Even in KDEs battery manager, I was having the same issue.
That’s… not true.
It will still run through the converters and boards inside the laptop since it runs on DC and the power from the outlet is AC. Depending on how it’s setup, the current very well could go through the battery instead of bypassing it before it reaches the laptop from the converters.
Basically you don’t know unless you try. Some laptops work when you remove the battery and some don’t. Just like phones or any other electronic.
Current can't go through a battery, only in or out.
When connected to AC it will be running off AC, and also charging the battery.
That's not entirely true. A battery can definitely be part of a running circuit and current definitely goes through it, otherwise it wouldn't be usable.
It can be part of a circuit, but charge either goes in or comes out, it can't do both at the same time.

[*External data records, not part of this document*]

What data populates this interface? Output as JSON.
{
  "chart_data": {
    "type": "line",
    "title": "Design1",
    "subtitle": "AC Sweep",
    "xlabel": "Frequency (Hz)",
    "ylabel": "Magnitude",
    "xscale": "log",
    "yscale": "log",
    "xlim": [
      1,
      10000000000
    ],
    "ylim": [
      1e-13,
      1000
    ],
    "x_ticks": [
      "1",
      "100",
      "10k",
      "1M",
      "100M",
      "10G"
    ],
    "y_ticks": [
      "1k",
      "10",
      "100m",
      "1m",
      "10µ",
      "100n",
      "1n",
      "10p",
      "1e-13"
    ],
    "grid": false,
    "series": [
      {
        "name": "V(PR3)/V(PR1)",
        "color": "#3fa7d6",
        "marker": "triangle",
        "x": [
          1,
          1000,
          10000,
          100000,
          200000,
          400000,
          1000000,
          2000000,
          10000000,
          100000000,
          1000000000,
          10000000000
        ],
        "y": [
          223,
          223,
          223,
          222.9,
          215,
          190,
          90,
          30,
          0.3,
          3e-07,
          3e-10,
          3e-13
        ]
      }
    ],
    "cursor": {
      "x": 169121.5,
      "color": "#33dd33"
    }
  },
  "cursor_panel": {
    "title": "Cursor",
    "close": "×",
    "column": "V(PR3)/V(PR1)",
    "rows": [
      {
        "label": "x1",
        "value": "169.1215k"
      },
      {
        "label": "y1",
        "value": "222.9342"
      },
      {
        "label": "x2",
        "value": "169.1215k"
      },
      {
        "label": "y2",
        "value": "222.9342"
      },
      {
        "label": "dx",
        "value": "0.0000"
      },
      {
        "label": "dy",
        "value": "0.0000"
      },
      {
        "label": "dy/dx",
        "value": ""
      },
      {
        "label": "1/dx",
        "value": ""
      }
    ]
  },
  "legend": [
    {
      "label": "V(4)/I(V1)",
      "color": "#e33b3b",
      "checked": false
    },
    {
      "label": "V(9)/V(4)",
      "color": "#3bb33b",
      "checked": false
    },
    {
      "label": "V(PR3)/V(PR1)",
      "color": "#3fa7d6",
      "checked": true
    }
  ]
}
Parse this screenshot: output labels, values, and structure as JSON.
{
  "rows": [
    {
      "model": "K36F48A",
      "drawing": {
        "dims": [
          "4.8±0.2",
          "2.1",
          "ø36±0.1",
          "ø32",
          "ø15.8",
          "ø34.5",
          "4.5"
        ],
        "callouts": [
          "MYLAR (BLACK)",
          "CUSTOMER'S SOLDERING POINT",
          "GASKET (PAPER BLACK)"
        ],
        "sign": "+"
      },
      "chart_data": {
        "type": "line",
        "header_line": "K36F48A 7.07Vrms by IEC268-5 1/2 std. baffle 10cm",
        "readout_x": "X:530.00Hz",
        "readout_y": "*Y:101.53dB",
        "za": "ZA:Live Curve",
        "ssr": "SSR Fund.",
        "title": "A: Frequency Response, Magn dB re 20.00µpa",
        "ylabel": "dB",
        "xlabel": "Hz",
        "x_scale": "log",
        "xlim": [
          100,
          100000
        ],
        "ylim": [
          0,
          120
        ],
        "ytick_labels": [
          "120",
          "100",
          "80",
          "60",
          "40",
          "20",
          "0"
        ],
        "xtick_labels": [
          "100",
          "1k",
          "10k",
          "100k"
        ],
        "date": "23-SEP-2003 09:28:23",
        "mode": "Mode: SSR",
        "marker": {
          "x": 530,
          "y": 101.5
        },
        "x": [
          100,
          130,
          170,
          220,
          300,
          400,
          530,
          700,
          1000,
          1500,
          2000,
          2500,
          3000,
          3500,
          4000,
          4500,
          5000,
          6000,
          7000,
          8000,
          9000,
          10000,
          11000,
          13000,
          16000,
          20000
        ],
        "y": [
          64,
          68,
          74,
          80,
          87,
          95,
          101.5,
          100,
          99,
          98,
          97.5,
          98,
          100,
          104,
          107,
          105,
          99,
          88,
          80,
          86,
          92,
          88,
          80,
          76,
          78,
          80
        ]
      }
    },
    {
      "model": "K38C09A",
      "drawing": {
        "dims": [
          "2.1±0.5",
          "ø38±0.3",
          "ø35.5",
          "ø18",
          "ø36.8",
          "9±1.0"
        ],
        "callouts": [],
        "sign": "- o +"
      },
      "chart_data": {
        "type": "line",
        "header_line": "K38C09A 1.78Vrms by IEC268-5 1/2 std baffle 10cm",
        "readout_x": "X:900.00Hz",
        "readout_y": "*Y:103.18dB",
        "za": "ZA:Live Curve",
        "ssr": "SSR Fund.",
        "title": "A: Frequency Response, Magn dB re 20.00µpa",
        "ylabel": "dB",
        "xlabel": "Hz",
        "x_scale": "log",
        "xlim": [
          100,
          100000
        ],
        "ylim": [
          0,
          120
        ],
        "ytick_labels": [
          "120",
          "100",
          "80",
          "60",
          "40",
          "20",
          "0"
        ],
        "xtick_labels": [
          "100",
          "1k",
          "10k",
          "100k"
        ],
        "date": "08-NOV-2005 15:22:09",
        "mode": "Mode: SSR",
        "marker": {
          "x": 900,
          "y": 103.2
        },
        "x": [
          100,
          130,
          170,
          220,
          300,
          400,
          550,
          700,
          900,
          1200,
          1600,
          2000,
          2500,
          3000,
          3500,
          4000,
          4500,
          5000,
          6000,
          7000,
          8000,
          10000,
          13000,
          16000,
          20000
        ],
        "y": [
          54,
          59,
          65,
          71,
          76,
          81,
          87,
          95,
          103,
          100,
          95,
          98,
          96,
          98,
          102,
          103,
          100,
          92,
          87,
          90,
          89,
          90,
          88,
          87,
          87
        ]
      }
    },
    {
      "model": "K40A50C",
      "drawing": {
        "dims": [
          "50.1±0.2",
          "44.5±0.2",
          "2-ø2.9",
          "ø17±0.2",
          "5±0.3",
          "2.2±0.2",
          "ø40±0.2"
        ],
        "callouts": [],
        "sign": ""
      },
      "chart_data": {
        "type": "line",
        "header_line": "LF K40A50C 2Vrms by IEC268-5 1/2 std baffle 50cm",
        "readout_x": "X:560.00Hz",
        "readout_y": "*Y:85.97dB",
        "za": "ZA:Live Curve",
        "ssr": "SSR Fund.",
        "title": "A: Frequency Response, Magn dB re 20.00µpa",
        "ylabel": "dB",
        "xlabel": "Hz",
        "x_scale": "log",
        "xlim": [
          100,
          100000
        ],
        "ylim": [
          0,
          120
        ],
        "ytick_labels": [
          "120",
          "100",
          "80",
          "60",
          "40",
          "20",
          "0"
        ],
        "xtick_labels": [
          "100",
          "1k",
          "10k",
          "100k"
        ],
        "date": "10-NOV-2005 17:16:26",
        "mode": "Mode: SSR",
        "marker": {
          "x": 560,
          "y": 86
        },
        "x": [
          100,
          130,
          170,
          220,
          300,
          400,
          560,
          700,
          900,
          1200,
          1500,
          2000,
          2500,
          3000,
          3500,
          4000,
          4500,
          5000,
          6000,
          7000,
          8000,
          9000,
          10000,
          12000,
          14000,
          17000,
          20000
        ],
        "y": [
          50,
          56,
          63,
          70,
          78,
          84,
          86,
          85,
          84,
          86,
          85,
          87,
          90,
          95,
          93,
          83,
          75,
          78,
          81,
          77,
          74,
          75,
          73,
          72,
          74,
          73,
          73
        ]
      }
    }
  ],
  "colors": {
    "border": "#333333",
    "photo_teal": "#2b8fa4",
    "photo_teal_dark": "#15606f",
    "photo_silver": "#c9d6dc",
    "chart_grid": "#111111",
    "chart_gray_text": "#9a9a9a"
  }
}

I'm sorry but you're mixing concepts. Electrical charge: measured in Coulombs, physicaly either electrons or gaps. Current: movement of electrical charge. Battery charge: chemical capacity to generate a voltage differential. Voltage differential: the potential energy difference that pushes charges through a circuit.
Electrical charges need to move through a battery for it to do useful work. If the battery is causing the movement (current), it is depleting its chemical charge. If the battery is not pushing the electrons, it's likely being chemically charged (the complexities of which are beyond a lemmy comment). In both cases, the battery is part of the circuit that is conducting electrical charge. If there are no parallel paths and you remove the battery, the circuit ceases to exist and so does the current.
I would assume that's something in the bios settings if it exists. But I could be wrong.